Here at the Manchester airport bar awaiting the flight that will take me back to Duncannon and the Appalachian Trail, these are the thoughts that I'm thinking.

Where am I? What's it all mean? And will I, when I crest that cold rock far up in New England where Maine juts hard into Canada, will I have written something worth reading, worth publishing? Will I have stomped the American terra and told the tale well enough and with enough pride and gratitude in my American freedoms to please a nation of fear junkies, and maybe even, the poor battle-crazed soldiers in Iraq?

Will I? - RSM

Skies over Pennsylvania
July 11, 04

Shark fish with whirl of deadly spinning whiskers walks me, effortless, through cumulous sky seas high into the blue July of coming night. And it's Pittsburgh below like a bad memory fading, and funny it is that God would drop me here as well on this epic journey, after dragging me through Albuquerque and Chicago and all those other memory-laden towns fulla failures and faded, jaded faeries, and here I thought Pittsburgh was far enough west of the AT that I would never pass that way and have to think of her.

No matter now! Dancing in the white cotton mountains of pure magical moist air and thanks to seatmate Linda who switched with me in the last minute before takeoff, she noticing my fascination with the spinning blades outside her window. Now high, high! Old Jack hitching everywhere never had it so good! For this day I thank my father, not the heavenly One but the slipping-into-silver salesman dad who bore me into this world and all his faults and follies and mistakes and beauty, he is good man. And good his wife forgiven now for whatever angered me about her years ago in my mad, anxious head of San Francisco 1999 living in the art car Duke and crying and rising every morning to death thoughts, to which tree in the Berkeley woods I would hang from, madness. And me just wanting Daddy, just wanting him but being denied, yes! That was it, though first I dropped the bomb on the wife, holding the grudge as I had for harsh words already old.. whatever. And me hopefully forgiven for my words and anger and angst. So much pain and ill communication.

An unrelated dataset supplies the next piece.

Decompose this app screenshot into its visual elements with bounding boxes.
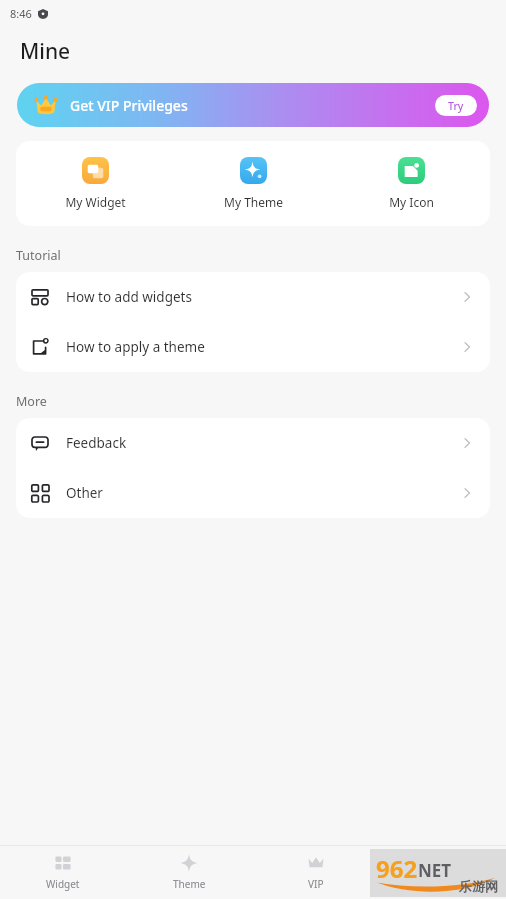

But now a new sweater, Patagonia! to replace the shrunken one, and new shoes and new reasons to stomp on the terra and all this heavenly beauty out my window, the window of this Dash 8 doing the tight rope, no, the slack line! Walking through and over cauliflower mushrooms and explosive milk white like dreams and mountains, peaks no man will ever ascend and should he try, would fall right through, ethereal. And the plane , the puddle jumper as Linda calls it, rocks and shimmies and I just laugh, fearless, not wishing ill on my fellow travelers, but fearless myself, intoxicated by cloud heavens and not caring if I die tonight for I have seen and felt the rapture of God's best work! Clouds as seen from Heaven.

Which makes me again think of all that hogwash about how only Christians and those who come to know Jesus will get into the Kingdom of Heaven. I don't care if it is written in the Bible, I don't believe it. I love all creatures and see something of myself in Everyman, even he who, should the worst happen, looks me in the eye and guns me down or cuts off my head in the name of his god. His god, my god, your god, it is all one God. And who could doubt the existence of Heaven or grace eternal who has flown? Who could question Heaven who has tickled the tops of snow white floating worlds of weather brewing? Up here it is azure blue and no earthly mountain, none high enough in the East, peaks through. I want to live up here. I must learn to fly, and soon. I would rise up and never again come down. Were I to fly and knowing how, I would never touch the ground. I would never again return to leaden ground. -RSM

[Afterthought on the Afterlife: He would know me, and know my meaning, and my place at the banquet would be set, for there is a place in Heaven for poets and dreamers, a place the scriptures may have missed but which exists. Sure as Jesus was a Jew, and shame on you for believing that a Jew would have any less chance than you, of eternal salvation. We all on this Earth bleed and die and hope and try. We are all going to Heaven.]